I need to update my Docker images with this. In reality, someone needs to write a Hitchhiker's Guide to VM/370, CP and CMS. I haven't been able to do much beyond seeing what's on the disks and running some sample programs.
True but then it was somewhat a fashion of the time to add Open to things (marketing trying to capitalise upon the Opensource movement heh). For VMS the history is:
"In July 1992, DEC renamed VAX/VMS to OpenVMS as an indication for its support of open systems industry standards such as POSIX and Unix compatibility, and to drop the VAX connection since a migration to a different architecture was underway."
Likewise there is very few Open in POSIX and UNIX standards, for a long time, just like with ISO C and C++, one really needed to buy them in paper form to read them.
Unless things have changed recently, hobbyists can sign up for a license for OpenVMS. However a condition of the license is that you can't use a hobbyist license for commercial purposes.
HPE has divested VMS Software Inc., so if you want hobbyist license you have to go to VSI and not to HPE. And under VSI the process of getting the hobyist license is simpler (ie. you don't have to be member of anything) and IIRC you can even get images of installation media directly from VSI.
"To help us qualify your application for this evaluation release kit, please fill out the following survey. Please be advised that community (hobbyist) licenses are not currently available, evaluation licenses are provided to commercial customers only."
> I'm guessing because they didn't have attached copyright notices as required in US law at the time they fell into public domain
In IBM’s case, it wasn’t an oversight, it was an intentional decision. They intentionally put their core mainframe operating systems into the public domain, but they still copyrighted certain applications and add-ons. In later versions (like this one and its immediate predecessors), most new OS features went into copyrighted add-ons only, and the core OS by itself became more and more backward and limited. Then eventually, they came out with new versions of their operating systems where even the core was copyrighted.

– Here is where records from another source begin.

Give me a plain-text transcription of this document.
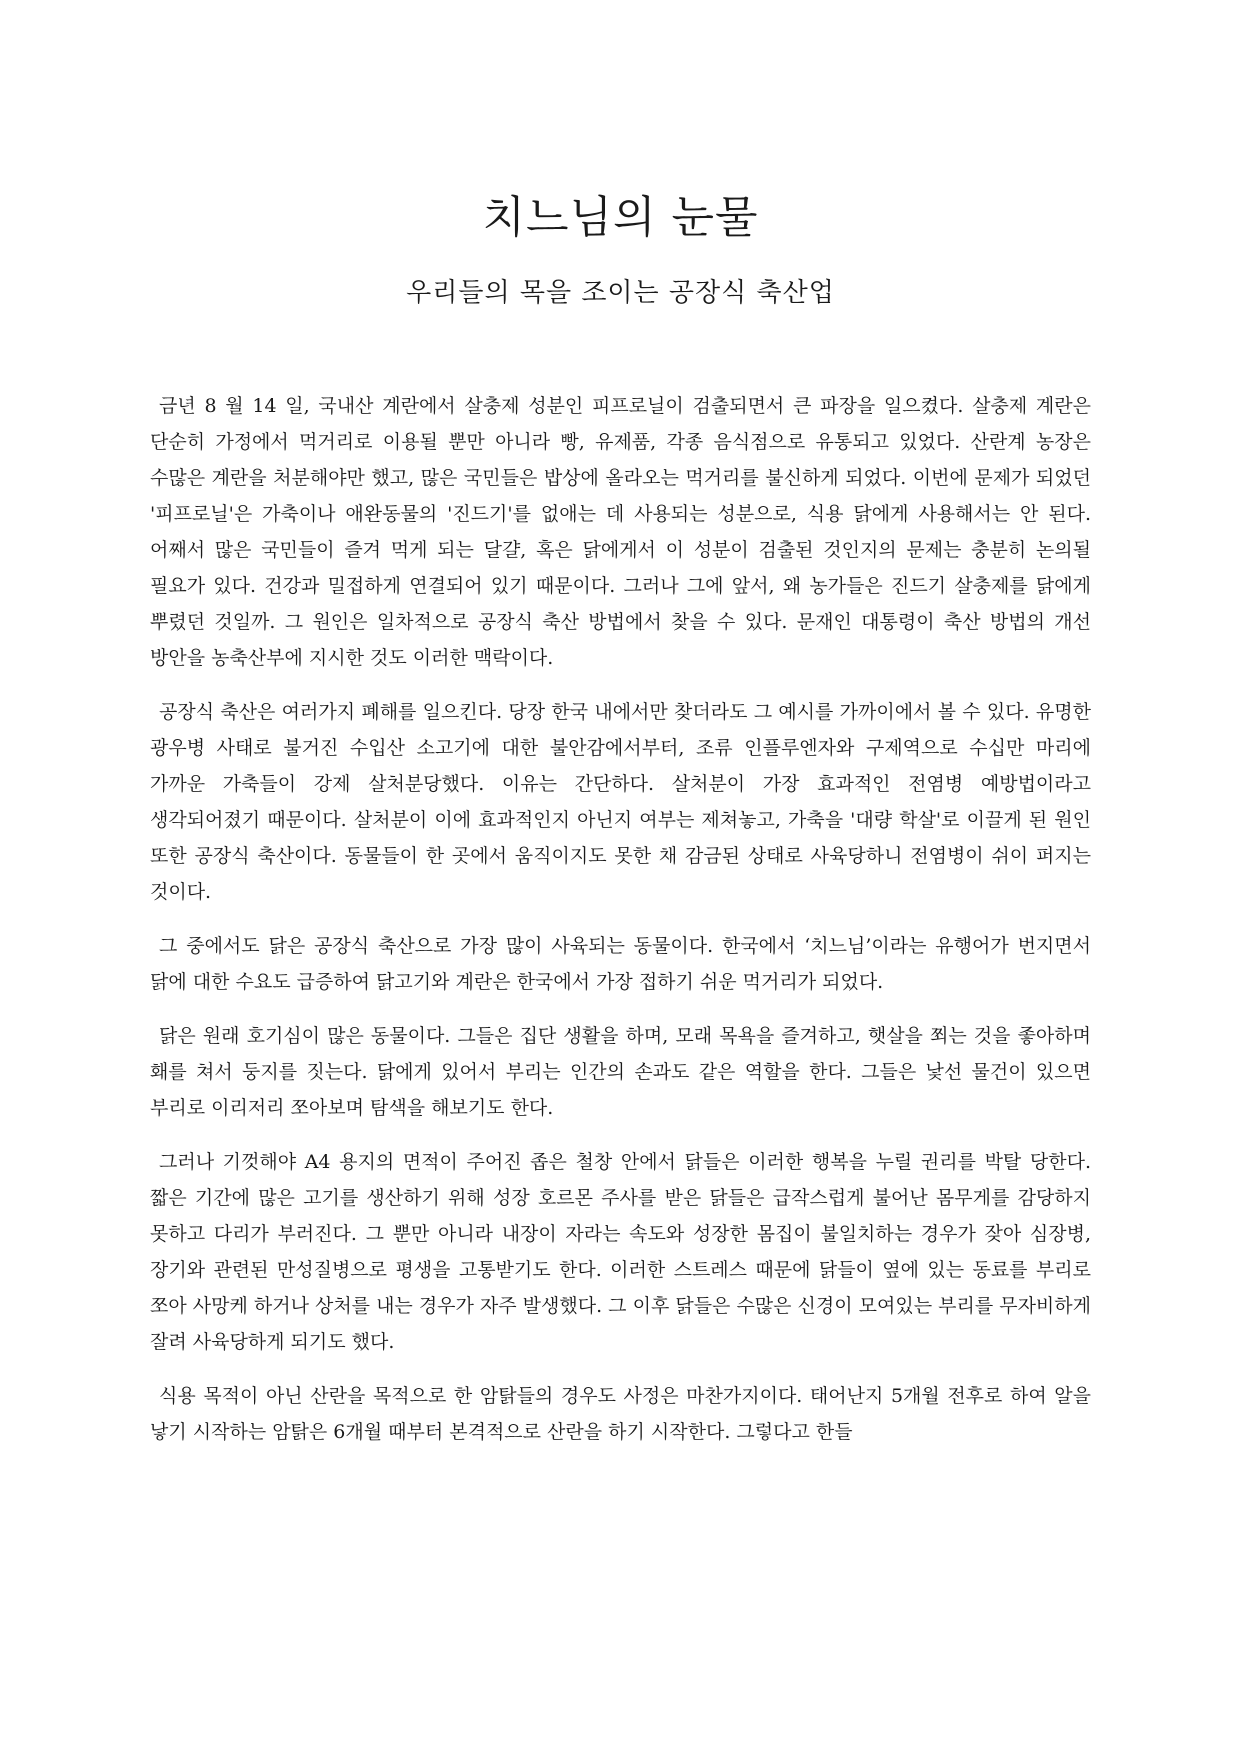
치느님의 눈물
우리들의 목을 조이는 공장식 축산업

금년 8 월 14 일, 국내산 계란에서 살충제 성분인 피프로닐이 검출되면서 큰 파장을 일으켰다. 살충제 계란은 단순히 가정에서 먹거리로 이용될 뿐만 아니라 빵, 유제품, 각종 음식점으로 유통되고 있었다. 산란계 농장은 수많은 계란을 처분해야만 했고, 많은 국민들은 밥상에 올라오는 먹거리를 불신하게 되었다. 이번에 문제가 되었던 '피프로닐'은 가축이나 애완동물의 '진드기'를 없애는 데 사용되는 성분으로, 식용 닭에게 사용해서는 안 된다. 어째서 많은 국민들이 즐겨 먹게 되는 달걀, 혹은 닭에게서 이 성분이 검출된 것인지의 문제는 충분히 논의될 필요가 있다. 건강과 밀접하게 연결되어 있기 때문이다. 그러나 그에 앞서, 왜 농가들은 진드기 살충제를 닭에게 뿌렸던 것일까. 그 원인은 일차적으로 공장식 축산 방법에서 찾을 수 있다. 문재인 대통령이 축산 방법의 개선 방안을 농축산부에 지시한 것도 이러한 맥락이다.

공장식 축산은 여러가지 폐해를 일으킨다. 당장 한국 내에서만 찾더라도 그 예시를 가까이에서 볼 수 있다. 유명한 광우병 사태로 불거진 수입산 소고기에 대한 불안감에서부터, 조류 인플루엔자와 구제역으로 수십만 마리에 가까운 가축들이 강제 살처분당했다. 이유는 간단하다. 살처분이 가장 효과적인 전염병 예방법이라고 생각되어졌기 때문이다. 살처분이 이에 효과적인지 아닌지 여부는 제쳐놓고, 가축을 '대량 학살'로 이끌게 된 원인 또한 공장식 축산이다. 동물들이 한 곳에서 움직이지도 못한 채 감금된 상태로 사육당하니 전염병이 쉬이 퍼지는 것이다.

그 중에서도 닭은 공장식 축산으로 가장 많이 사육되는 동물이다. 한국에서 ‘치느님’이라는 유행어가 번지면서 닭에 대한 수요도 급증하여 닭고기와 계란은 한국에서 가장 접하기 쉬운 먹거리가 되었다.

닭은 원래 호기심이 많은 동물이다. 그들은 집단 생활을 하며, 모래 목욕을 즐겨하고, 햇살을 쬐는 것을 좋아하며 홰를 쳐서 둥지를 짓는다. 닭에게 있어서 부리는 인간의 손과도 같은 역할을 한다. 그들은 낯선 물건이 있으면 부리로 이리저리 쪼아보며 탐색을 해보기도 한다.

그러나 기껏해야 A4 용지의 면적이 주어진 좁은 철창 안에서 닭들은 이러한 행복을 누릴 권리를 박탈 당한다. 짧은 기간에 많은 고기를 생산하기 위해 성장 호르몬 주사를 받은 닭들은 급작스럽게 불어난 몸무게를 감당하지 못하고 다리가 부러진다. 그 뿐만 아니라 내장이 자라는 속도와 성장한 몸집이 불일치하는 경우가 잦아 심장병, 장기와 관련된 만성질병으로 평생을 고통받기도 한다. 이러한 스트레스 때문에 닭들이 옆에 있는 동료를 부리로 쪼아 사망케 하거나 상처를 내는 경우가 자주 발생했다. 그 이후 닭들은 수많은 신경이 모여있는 부리를 무자비하게 잘려 사육당하게 되기도 했다.

식용 목적이 아닌 산란을 목적으로 한 암탉들의 경우도 사정은 마찬가지이다. 태어난지 5개월 전후로 하여 알을 낳기 시작하는 암탉은 6개월 때부터 본격적으로 산란을 하기 시작한다. 그렇다고 한들
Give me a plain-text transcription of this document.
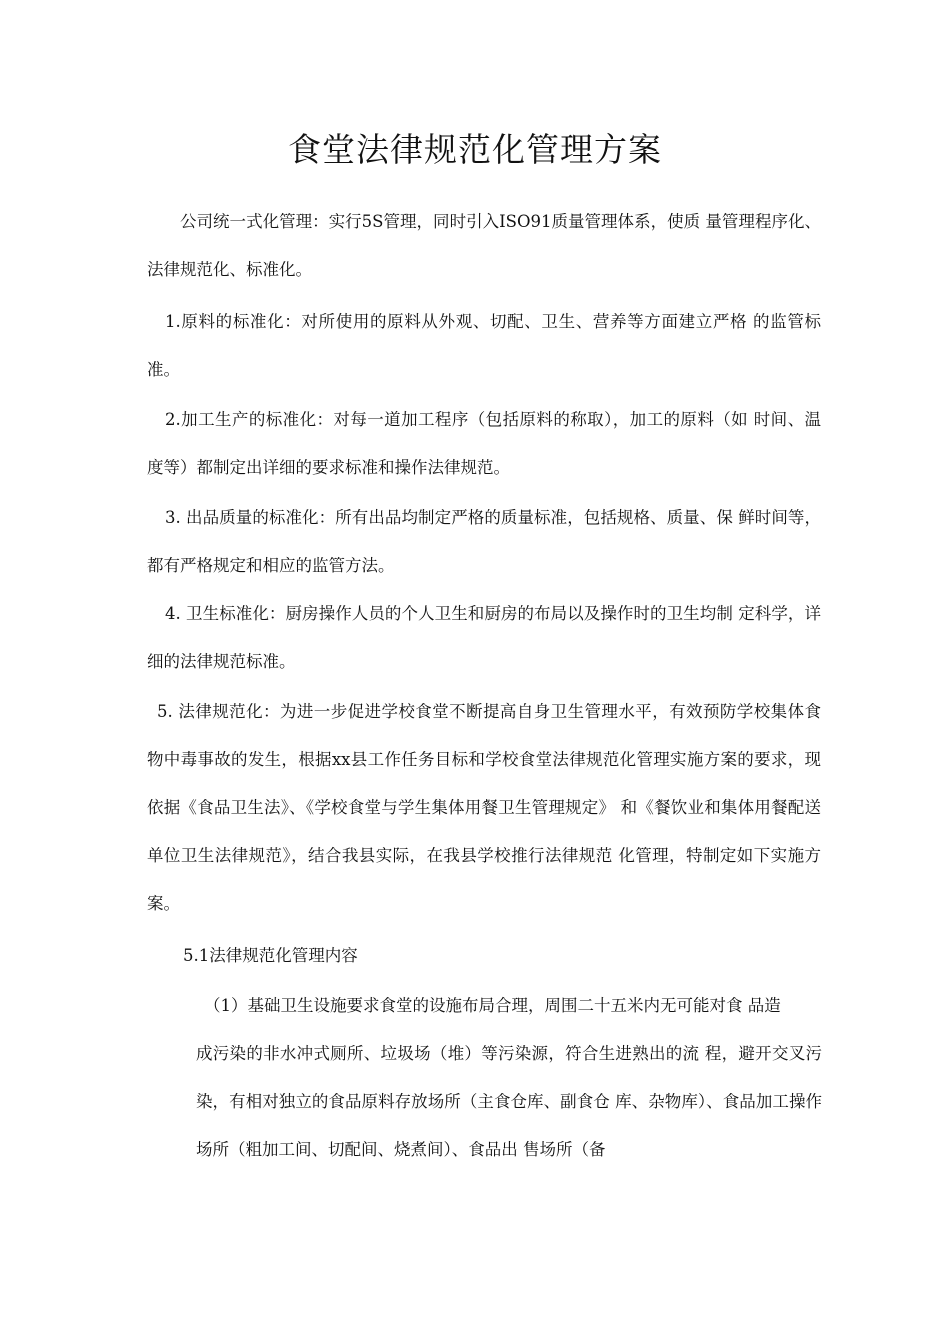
食堂法律规范化管理方案

公司统一式化管理：实行5S管理，同时引入ISO91质量管理体系，使质 量管理程序化、法律规范化、标准化。

1.原料的标准化：对所使用的原料从外观、切配、卫生、营养等方面建立严格 的监管标准。

2.加工生产的标准化：对每一道加工程序（包括原料的称取），加工的原料（如 时间、温度等）都制定出详细的要求标准和操作法律规范。

3. 出品质量的标准化：所有出品均制定严格的质量标准，包括规格、质量、保 鲜时间等，都有严格规定和相应的监管方法。

4. 卫生标准化：厨房操作人员的个人卫生和厨房的布局以及操作时的卫生均制 定科学，详细的法律规范标准。

5. 法律规范化：为进一步促进学校食堂不断提高自身卫生管理水平，有效预防学校集体食物中毒事故的发生，根据xx县工作任务目标和学校食堂法律规范化管理实施方案的要求，现依据《食品卫生法》、《学校食堂与学生集体用餐卫生管理规定》 和《餐饮业和集体用餐配送单位卫生法律规范》，结合我县实际，在我县学校推行法律规范 化管理，特制定如下实施方案。

5.1法律规范化管理内容

（1）基础卫生设施要求食堂的设施布局合理，周围二十五米内无可能对食 品造
成污染的非水冲式厕所、垃圾场（堆）等污染源，符合生进熟出的流 程，避开交叉污染，有相对独立的食品原料存放场所（主食仓库、副食仓 库、杂物库）、食品加工操作场所（粗加工间、切配间、烧煮间）、食品出 售场所（备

They did use other methods of “closing” software than copyright - much of MVS was written in a proprietary dialect of PL/I for which no compiler was publicly available. So even though they shipped the source code to customers, and the source code was public domain, nobody could compile it (unless you wrote your own compiler). VM/CMS (especially at this stage) was still mostly assembler though, so it was easier to modify than MVS was.
Not sure I agree completely with that. These were simpler OSs for a simpler time. A lot of what I do today I accomplished in the 80s with an Apple II, a phone line, and a modem. I read emails (we didn’t call them that back then), wrote software, built databases, discussed esoteric topics in BBSs… Even met my first wife online over a Minitel-like system.
Similar for me but on BBC-B Micro. Rose tinted memories perhaps. And replication of that experience now would be a very interesting exercise in patience and acceptance for me. Indeed simpler times.
Could I personally go back? As much as technology has given us super fast hardware, very complex and flexible operating systems, GUIs and complex software am I any better off for it? Outside of my professional work where I have to deliver my work within a defined technology stack, I wonder how much I could do without and go back in time.
And even then a lot of what I produce professionally resides in text files, so I could originate them on an older system - the key to this is, of course, interconnectivity or a bridging technology. SCSI to USB stick anyone!
As much as there is an alternative lifestyle to be had rooted in minimalism and contentment in simpler things (which I aspire to) I am tempted to stop the hyper-driven tech world and get off!
Reading the work and enthusiasm of retro-computing people is actually quite inspiring.
> And even then a lot of what I produce professionally resides in text files, so I could originate them on an older system - the key to this is, of course, interconnectivity or a bridging technology. SCSI to USB stick anyone!
One think I did a lot, which is kind of cheating, is to use X to run the heavy lifting on my Linux box while sitting in front of a Sun.
A lot of what we do is just larger versions of what we did before. We call batch processing ETL and use tables instead of tapes, but the ideas are there.
And, unlike some MacBooks, a BBC has an ESC key ;-)
I routinely do. I have a number of old computers that are still functional. Won’t be writing anything to network drives from the Apple II, but DOS PCs (yuck!) and Macs are fair game.
I actually have one (or close to it) since we have an old AS/400 terminal in the backroom. We bought a new iSeries and that, sadly, uses a PC as a console terminal.